Police investigate Real IRA rally at Derry cemetery

Police have said an investigation is under way into a rally at a Londonderry cemetery on Monday at which masked Real IRA members read out a statement.

The dissidents threatened to kill more police officers.

Superintendent Chris Yates said police had decided to "run a low key operational response to the event".

"An investigation has commenced and I would appeal to anyone who has any information regarding this incident to contact police," he added.

The 32 County Sovereignty Movement organised the rally at the City Cemetery to mark the anniversary of the 1916 Easter Rising.

It is regarded as the political wing of the Real IRA, the organisation which claimed responsibility for the Omagh bomb which killed 29 people and unborn twins in 1998.

It also killed two soldiers in Antrim two years ago and exploded a car bomb in Derry last year.

Superintendent Yates said: "Any alleged breaches of criminal law reported to police or coming to our attention will be rigorously and thoroughly investigated.

"The PSNI work to ensure that all their actions are appropriate, proportionate and lawful.

"Our priorities are to protect the public, preserve public order, uphold the human rights of all and gather evidence of any wrongdoing."


Meanwhile, Sinn Fein's Martin McGuinness has said he believes talks are ongoing between dissident republicans and the British government.

"I did say that last year and I think what I said was vindicated by those investigative journalists who came to realise that what I was saying was absolutely true," he said

"There can be no doubt whatsoever that representatives of the British government were speaking to the highest levels of what is called the Real IRA.
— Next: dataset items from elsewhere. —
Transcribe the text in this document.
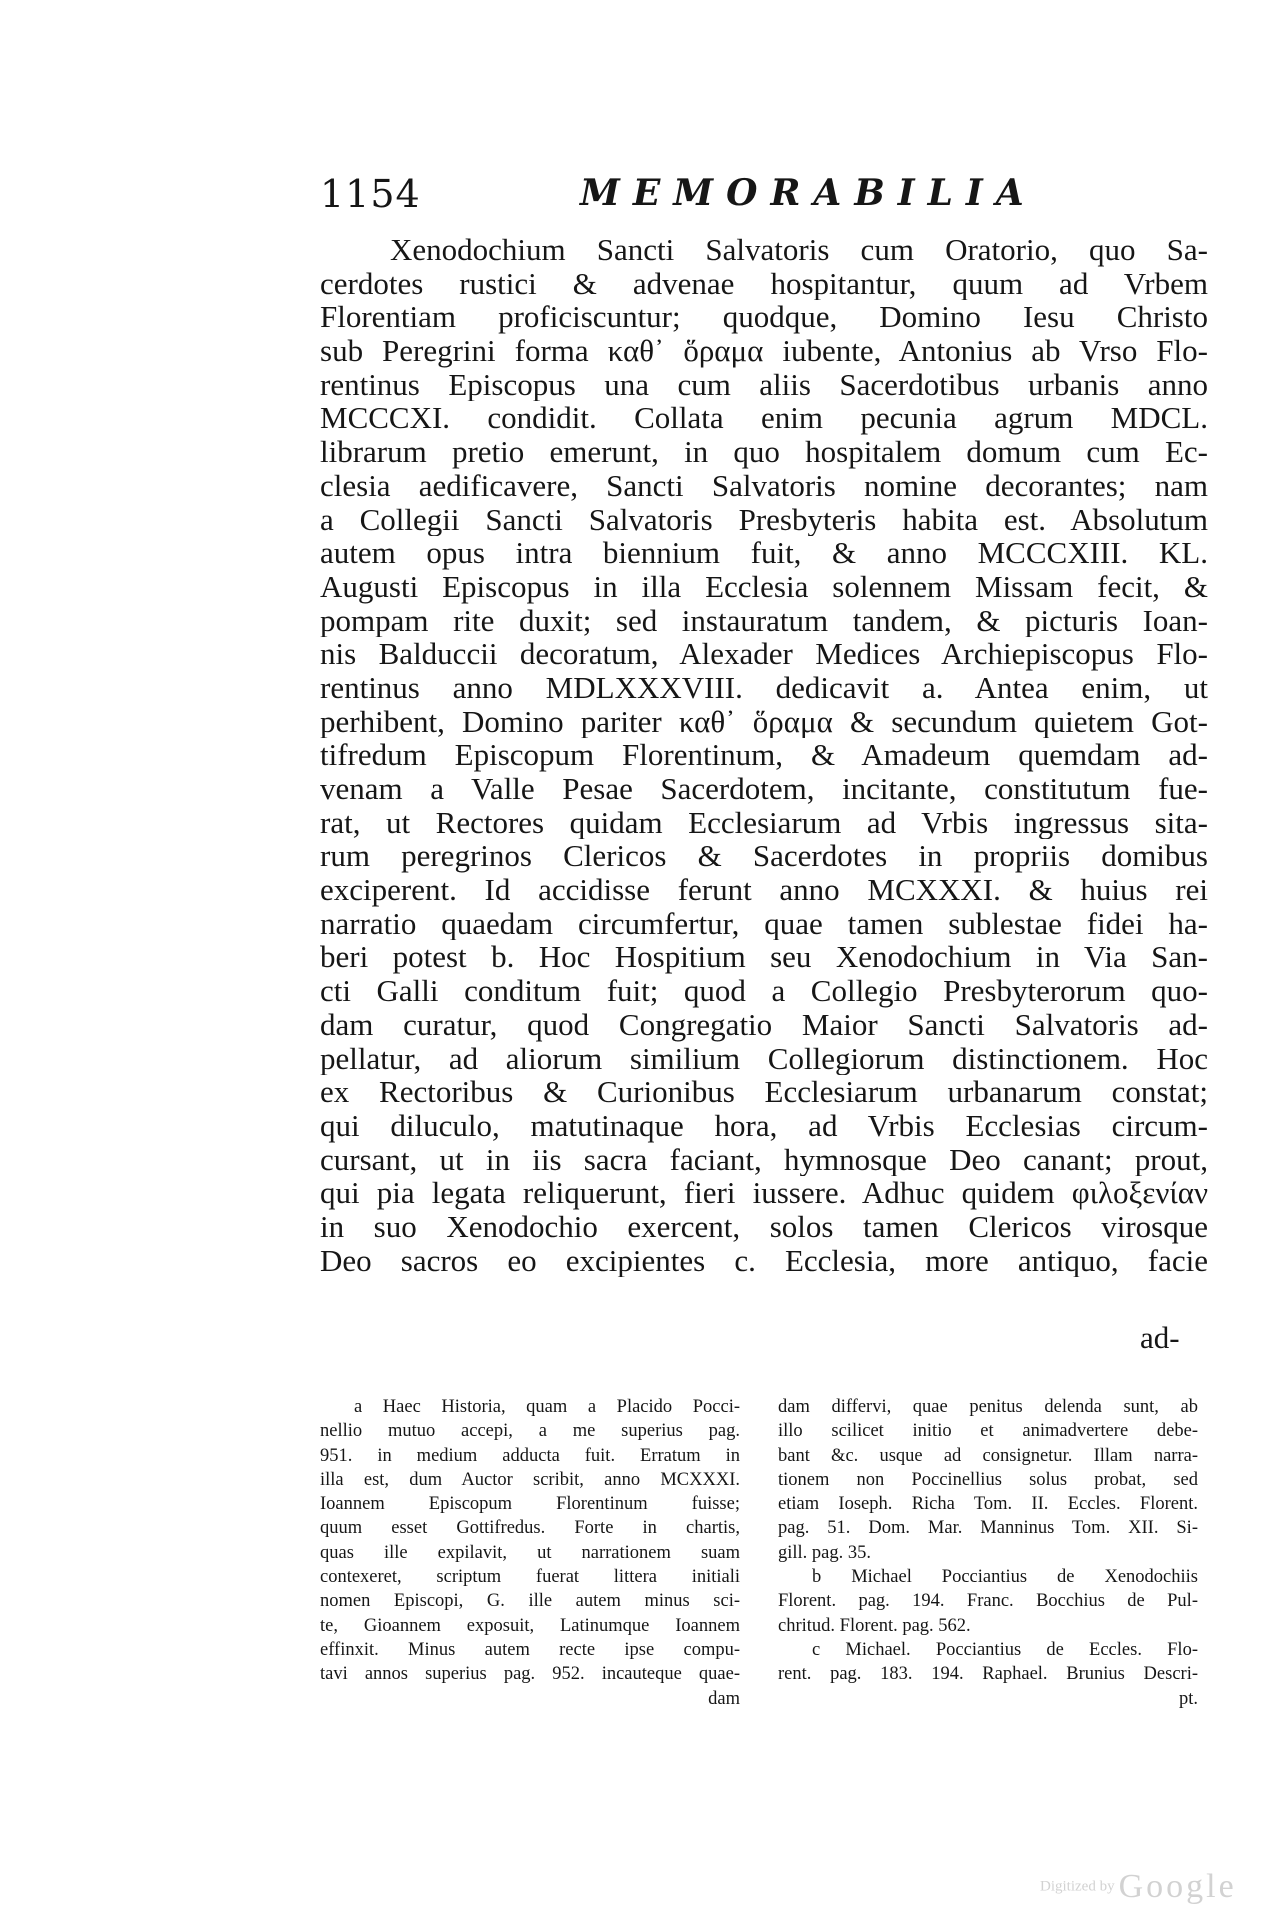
1154	MEMORABILIA
Xenodochium Sancti Salvatoris cum Oratorio, quo Sa-
cerdotes rustici & advenae hospitantur, quum ad Vrbem
Florentiam proficiscuntur; quodque, Domino Iesu Christo
sub Peregrini forma καθ᾽ ὅραμα iubente, Antonius ab Vrso Flo-
rentinus Episcopus una cum aliis Sacerdotibus urbanis anno
MCCCXI. condidit. Collata enim pecunia agrum MDCL.
librarum pretio emerunt, in quo hospitalem domum cum Ec-
clesia aedificavere, Sancti Salvatoris nomine decorantes; nam
a Collegii Sancti Salvatoris Presbyteris habita est. Absolutum
autem opus intra biennium fuit, & anno MCCCXIII. KL.
Augusti Episcopus in illa Ecclesia solennem Missam fecit, &
pompam rite duxit; sed instauratum tandem, & picturis Ioan-
nis Balduccii decoratum, Alexader Medices Archiepiscopus Flo-
rentinus anno MDLXXXVIII. dedicavit a. Antea enim, ut
perhibent, Domino pariter καθ᾽ ὅραμα & secundum quietem Got-
tifredum Episcopum Florentinum, & Amadeum quemdam ad-
venam a Valle Pesae Sacerdotem, incitante, constitutum fue-
rat, ut Rectores quidam Ecclesiarum ad Vrbis ingressus sita-
rum peregrinos Clericos & Sacerdotes in propriis domibus
exciperent. Id accidisse ferunt anno MCXXXI. & huius rei
narratio quaedam circumfertur, quae tamen sublestae fidei ha-
beri potest b. Hoc Hospitium seu Xenodochium in Via San-
cti Galli conditum fuit; quod a Collegio Presbyterorum quo-
dam curatur, quod Congregatio Maior Sancti Salvatoris ad-
pellatur, ad aliorum similium Collegiorum distinctionem. Hoc
ex Rectoribus & Curionibus Ecclesiarum urbanarum constat;
qui diluculo, matutinaque hora, ad Vrbis Ecclesias circum-
cursant, ut in iis sacra faciant, hymnosque Deo canant; prout,
qui pia legata reliquerunt, fieri iussere. Adhuc quidem φιλοξενίαν
in suo Xenodochio exercent, solos tamen Clericos virosque
Deo sacros eo excipientes c. Ecclesia, more antiquo, facie
ad-
a Haec Historia, quam a Placido Pocci-
nellio mutuo accepi, a me superius pag.
951. in medium adducta fuit. Erratum in
illa est, dum Auctor scribit, anno MCXXXI.
Ioannem Episcopum Florentinum fuisse;
quum esset Gottifredus. Forte in chartis,
quas ille expilavit, ut narrationem suam
contexeret, scriptum fuerat littera initiali
nomen Episcopi, G. ille autem minus sci-
te, Gioannem exposuit, Latinumque Ioannem
effinxit. Minus autem recte ipse compu-
tavi annos superius pag. 952. incauteque quae-
dam
dam differvi, quae penitus delenda sunt, ab
illo scilicet initio et animadvertere debe-
bant &c. usque ad consignetur. Illam narra-
tionem non Poccinellius solus probat, sed
etiam Ioseph. Richa Tom. II. Eccles. Florent.
pag. 51. Dom. Mar. Manninus Tom. XII. Si-
gill. pag. 35.
b Michael Pocciantius de Xenodochiis
Florent. pag. 194. Franc. Bocchius de Pul-
chritud. Florent. pag. 562.
c Michael. Pocciantius de Eccles. Flo-
rent. pag. 183. 194. Raphael. Brunius Descri-
pt.
Digitized by Google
"As for the situation at the moment, I would be surprised if there isn't still some means of communication between them."

The Democratic Unionist Party's Nigel Dodds said he would oppose any such talks with dissidents.

"Primarily because they have shown not the slightest interest in wanting to move away from violence," he said.

"I think that's a very different situation from the sort of engagement there's been in recent times with other groups.

"These are groups that have shown they are engaged in the most bloody and dastardly types of planning and plotting against members of the security forces and I think they deserve a resolute security reaction and response."

In its statement read out at the cemetery, the Real IRA said police officers would be targeted "regardless of their religion, cultural background or motivation".

The organisation also expressed its opposition to the Queen's impending visit to Ireland.

"The Queen of England is wanted for war crimes in Ireland and is not wanted on Irish soil," the statement added.